Em mais de vinte minutos de discurso preparado durante 15 dias, o documentarista reviveu os momentos mais marcantes de sua história, que se entrelaça com a da UnB: a chegada à Universidade a convite de Fernando Duarte, em 1969; o desafio de ensinar cinema durante o regime militar; o fechamento do curso por força da repressão; os enfrentamentos entre policiais e estudantes dentro do campus; as cartas ofensivas encontradas em seu escaninho, como a de “um professor ex-padre e fã de Mussolini”; a redemocratização. “O tempo passou num piscar de olhos, como nos filmes de cinema e aqui estamos nós neste continuado esforço de refundação da UnB”, afirmou. “Eu me rejubilo e saio daqui todo me achando e comungando com o velho Camões: Estou em paz com minha guerra”, concluiu, após coroar sua fala lembrando a fundação da Associação dos Docentes da Universidade de Brasília, em 1978, do qual participou ativamente e foi um marco na luta pela democratização do país.

 

Ainda durante o discurso, Vladimir Carvalho retomou de memória as rusgas com o ex-reitor José Carlos Azevedo, que vigiava dia e noite as movimentações políticas de alunos e professores. Em um dos momentos mais tensos dessa relação Vladimir recebeu uma correspondência no escaninho com os dizeres “sigiloso” e “pessoal”. Azevedo queria provas de que as viagens constantes do professor para produção de seus filmes não estaria afetando a rotina de aulas. “A intervenção dos amigos me salvou da demissão sumária”, lembrou.
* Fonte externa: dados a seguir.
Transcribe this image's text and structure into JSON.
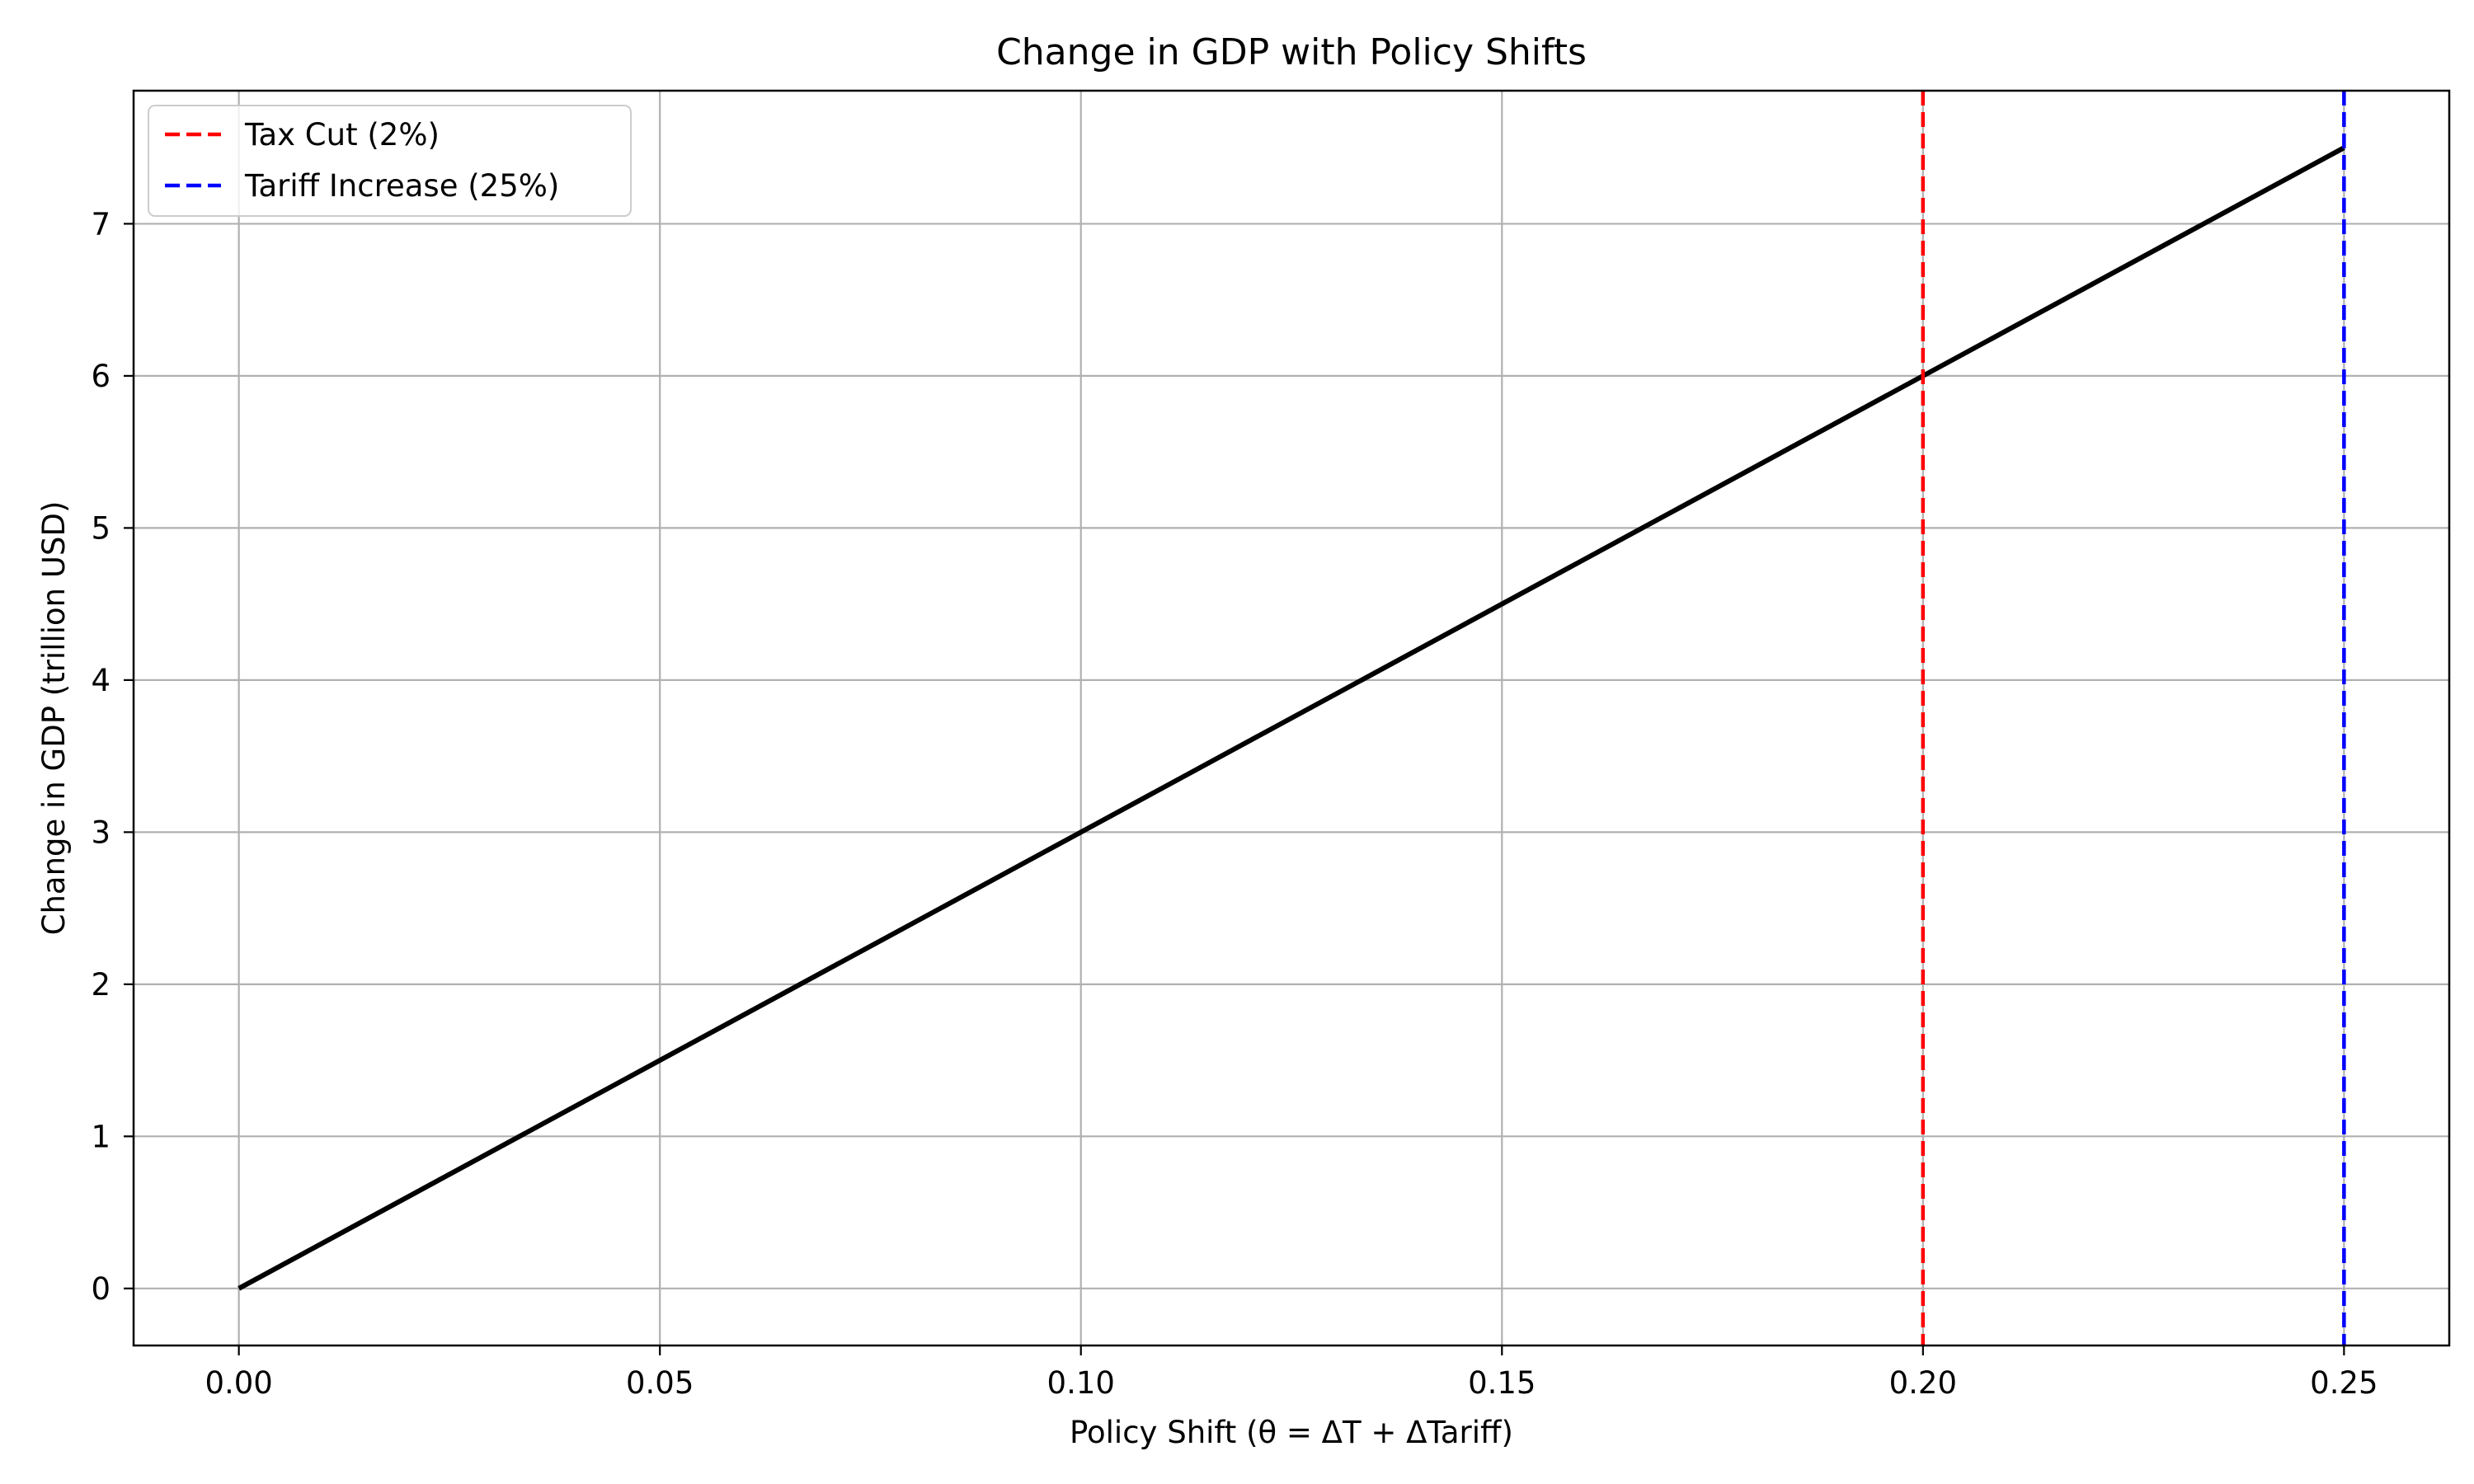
{
  "chart_data": {
    "type": "line",
    "title": "Change in GDP with Policy Shifts",
    "xlabel": "Policy Shift (θ = ΔT + ΔTariff)",
    "ylabel": "Change in GDP (trillion USD)",
    "xlim": [
      -0.0125,
      0.2625
    ],
    "ylim": [
      -0.375,
      7.875
    ],
    "xticks": [
      0.0,
      0.05,
      0.1,
      0.15,
      0.2,
      0.25
    ],
    "xtick_labels": [
      "0.00",
      "0.05",
      "0.10",
      "0.15",
      "0.20",
      "0.25"
    ],
    "yticks": [
      0,
      1,
      2,
      3,
      4,
      5,
      6,
      7
    ],
    "ytick_labels": [
      "0",
      "1",
      "2",
      "3",
      "4",
      "5",
      "6",
      "7"
    ],
    "grid": true,
    "legend_position": "top-left",
    "series": [
      {
        "x": [
          0.0,
          0.25
        ],
        "y": [
          0.0,
          7.5
        ],
        "color": "#000000",
        "style": "solid"
      }
    ],
    "vlines": [
      {
        "name": "Tax Cut (2%)",
        "x": 0.2,
        "color": "#ff0000",
        "style": "dashed"
      },
      {
        "name": "Tariff Increase (25%)",
        "x": 0.25,
        "color": "#0000ff",
        "style": "dashed"
      }
    ]
  }
}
Foto: Edu Lauton/UnB Agência

 

TRIBUTO – Velhos amigos estavam presentes na cerimônia que reconheceu uma trajetória de vinte e três anos dedicados a UnB, dedicação que continuou após a aposentadoria. Na plateia estavam o também emérito e fotógrafo, Luís Humberto Martins, Clodomir Ferreira, Venício de Lima, Márcio Curi e Briquet de Lemos. “A homenagem é mais do que merecida. Vladimir é um herói brasileiro, desse tipo de herói que não recebe condecorações”, disse Luís Humberto. “Na verdade ele já era emérito a muito tempo, antes mesmo de chegar a UnB”, reforçou o ex-professor da universidade e livreiro Briquet de Lemos.

 

Dácia Ibiapina, professora do Departamento de Audiovisuais e Publicidade e cineasta, usou a mesma linguagem que celebrizou Vladimir para resgatar parte da trajetória cinematográfica do mestre. Um compilado de dez minutos do longa de Vladimir Carvalho, Conterrâneo Velho de Guerra, dirigido por ela, mesclou imagens históricas do cineasta com cenas de produções contemporâneas. “Você é tema de nossa reflexão há muitos anos. Tento seguir algum de seus passos, mas você é um homem de muitos passos”, disse Dácia antes da apresentação da película.

 

O filme mostrou visita de Vladimir à cidade natal, Itabaiana, na Paraíba. Trouxe de volta também entrevista em que o cineasta comentava o lançamento de O País de São Saruê em 1979, barrado pela censura por quase uma década. Contou a epopéia de Barra 68, produção que partiu de imagens históricas que retratam a invasão militar a Universidade de Brasília em 1968 e narra a história da universidade desde sua fundação até o momento trágico. “Essa foi a saudação mais luminosa que já recebi”, disse Vladimir.

 

Para o reitor José Geraldo o título é mais do que uma distinção a um ex-professor que se destacou por suas contribuições a universidade. “Também é uma distinção para que a UnB se sinta honrada”, afirmou. O reitor lembrou que esta é a primeira outorga de professor emérito após as comemorações do cinquentenário da UnB, no dia 21 de abril. “E não poderia haver melhor escolha, podemos inscrever essa homenagem como uma expressão simbólica da UnB nos seus 50 anos”, destacou.